Rising interest rates are certainly a culprit behind slowing buyer activity -- the trend-setting Bank of Canada Overnight Lending Rate has increased by 0.75% since March, with another 0.5% increase to come in June, pushing variable mortgage costs higher. Meanwhile, soaring bond yields have driven five-year fixed mortgage rates to the 4.5% range, meaning many prospective borrowers are being stress tested at a threshold upwards of 6.5%.

Weakness in the stock market, pulled-forward buyer demand over the last few years, and a restriction-free summer of travel are also all factors lending to weaker buying conditions, Ingram adds.

Higher rates in particular are likely the impetus behind declines in the condo segment, given its larger proportion of investor buyers rather than end users. 

“If you’re looking at it as, ‘This is where I’m going to be living for the next 15 years,’ fluctuations in interest rates -- while they are going to affect you -- won’t as much because it’s a roof over your head, whereas investors are looking at it for a short period of time and how cash flow negative they’re going to be on it.” he says. “While rents are on the way up, they have not kept pace with the increase in principal and interest payments, so I think investors are even more cautious right now. And if they’re not buying the stuff, inventory will build up.”

“I don’t know if they’re unloading, like we saw in 2020, when investors were unloading, whereas I think now, I don't think necessarily they’re unloading, but I feel like they’re definitely holding back or being a lot more cautious.”

In contrast, freeholds continue to be supported by tight inventory, currently at an average of 1.7 months. In all, Ingram concludes, today’s softer market is all about perspective, given how historically abnormal housing market activity was over the course of the pandemic. 

“It’s not like people have stopped buying houses,” he says. “Everyone loves to glom onto year over year, but you’re comparing it to a ridiculous time.
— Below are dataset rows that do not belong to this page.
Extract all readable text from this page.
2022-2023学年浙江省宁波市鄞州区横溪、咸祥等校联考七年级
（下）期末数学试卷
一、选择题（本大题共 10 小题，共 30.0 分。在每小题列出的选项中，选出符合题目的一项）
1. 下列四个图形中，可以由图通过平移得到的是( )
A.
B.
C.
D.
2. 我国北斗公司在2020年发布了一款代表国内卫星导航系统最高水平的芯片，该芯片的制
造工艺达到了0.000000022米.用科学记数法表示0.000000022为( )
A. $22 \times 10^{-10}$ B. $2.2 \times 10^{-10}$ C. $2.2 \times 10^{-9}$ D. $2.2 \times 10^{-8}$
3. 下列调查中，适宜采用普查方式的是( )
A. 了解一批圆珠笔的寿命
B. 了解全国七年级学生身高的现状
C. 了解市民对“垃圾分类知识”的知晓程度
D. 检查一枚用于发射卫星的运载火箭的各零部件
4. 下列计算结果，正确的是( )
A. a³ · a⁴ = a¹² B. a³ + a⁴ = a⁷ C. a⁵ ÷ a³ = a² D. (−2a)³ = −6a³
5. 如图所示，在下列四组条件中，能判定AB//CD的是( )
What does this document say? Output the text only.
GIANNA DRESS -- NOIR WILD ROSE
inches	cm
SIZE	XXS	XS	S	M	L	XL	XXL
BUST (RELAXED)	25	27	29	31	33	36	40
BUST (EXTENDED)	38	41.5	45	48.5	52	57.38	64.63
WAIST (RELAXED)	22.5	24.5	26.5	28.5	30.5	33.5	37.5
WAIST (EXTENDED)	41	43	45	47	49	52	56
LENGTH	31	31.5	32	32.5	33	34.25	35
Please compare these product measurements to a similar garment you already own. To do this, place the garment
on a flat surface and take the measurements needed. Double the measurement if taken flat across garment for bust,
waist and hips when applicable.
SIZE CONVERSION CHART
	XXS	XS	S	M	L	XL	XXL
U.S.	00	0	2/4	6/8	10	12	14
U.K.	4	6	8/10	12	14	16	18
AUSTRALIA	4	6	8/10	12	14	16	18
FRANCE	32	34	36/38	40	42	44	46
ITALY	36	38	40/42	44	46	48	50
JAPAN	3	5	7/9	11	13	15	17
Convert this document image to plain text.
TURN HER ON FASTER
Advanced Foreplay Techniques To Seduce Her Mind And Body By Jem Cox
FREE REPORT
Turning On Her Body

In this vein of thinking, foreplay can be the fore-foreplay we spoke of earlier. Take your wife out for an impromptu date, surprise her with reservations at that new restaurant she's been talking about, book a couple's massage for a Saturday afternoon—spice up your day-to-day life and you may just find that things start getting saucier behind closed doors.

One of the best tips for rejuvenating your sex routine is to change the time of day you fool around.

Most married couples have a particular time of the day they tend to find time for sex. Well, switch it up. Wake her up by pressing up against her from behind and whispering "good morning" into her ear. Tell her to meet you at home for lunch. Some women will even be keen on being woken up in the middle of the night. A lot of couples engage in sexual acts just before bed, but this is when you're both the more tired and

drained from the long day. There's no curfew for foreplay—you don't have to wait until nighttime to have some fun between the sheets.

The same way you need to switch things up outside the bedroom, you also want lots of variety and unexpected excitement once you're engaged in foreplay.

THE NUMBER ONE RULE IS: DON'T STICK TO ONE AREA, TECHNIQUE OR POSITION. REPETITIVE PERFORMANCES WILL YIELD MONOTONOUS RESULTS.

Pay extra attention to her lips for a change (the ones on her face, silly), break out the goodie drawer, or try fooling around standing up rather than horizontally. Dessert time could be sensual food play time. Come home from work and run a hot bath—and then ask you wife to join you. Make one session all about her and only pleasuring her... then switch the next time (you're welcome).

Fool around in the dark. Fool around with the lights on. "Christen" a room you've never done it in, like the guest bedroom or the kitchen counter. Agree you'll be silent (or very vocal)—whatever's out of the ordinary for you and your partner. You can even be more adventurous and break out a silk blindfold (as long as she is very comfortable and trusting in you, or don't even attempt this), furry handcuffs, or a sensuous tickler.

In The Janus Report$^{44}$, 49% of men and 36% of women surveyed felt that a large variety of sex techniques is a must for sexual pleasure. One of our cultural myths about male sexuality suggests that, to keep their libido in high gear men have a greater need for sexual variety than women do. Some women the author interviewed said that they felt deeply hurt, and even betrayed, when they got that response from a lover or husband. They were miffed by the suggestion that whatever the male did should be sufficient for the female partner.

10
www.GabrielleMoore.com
So if I’m looking at what sale volumes are, I’m looking at the 10-year average, rather than the best year of all time. it’s only natural things will regress to the norm of the longer-term average. Last year was the highest number of all time, the year before was the now-fourth most transactions, so you’re coming off that, it probably will be below average because some of that demand did get satisfied before, so it’ll be interesting to see these next couple of years.”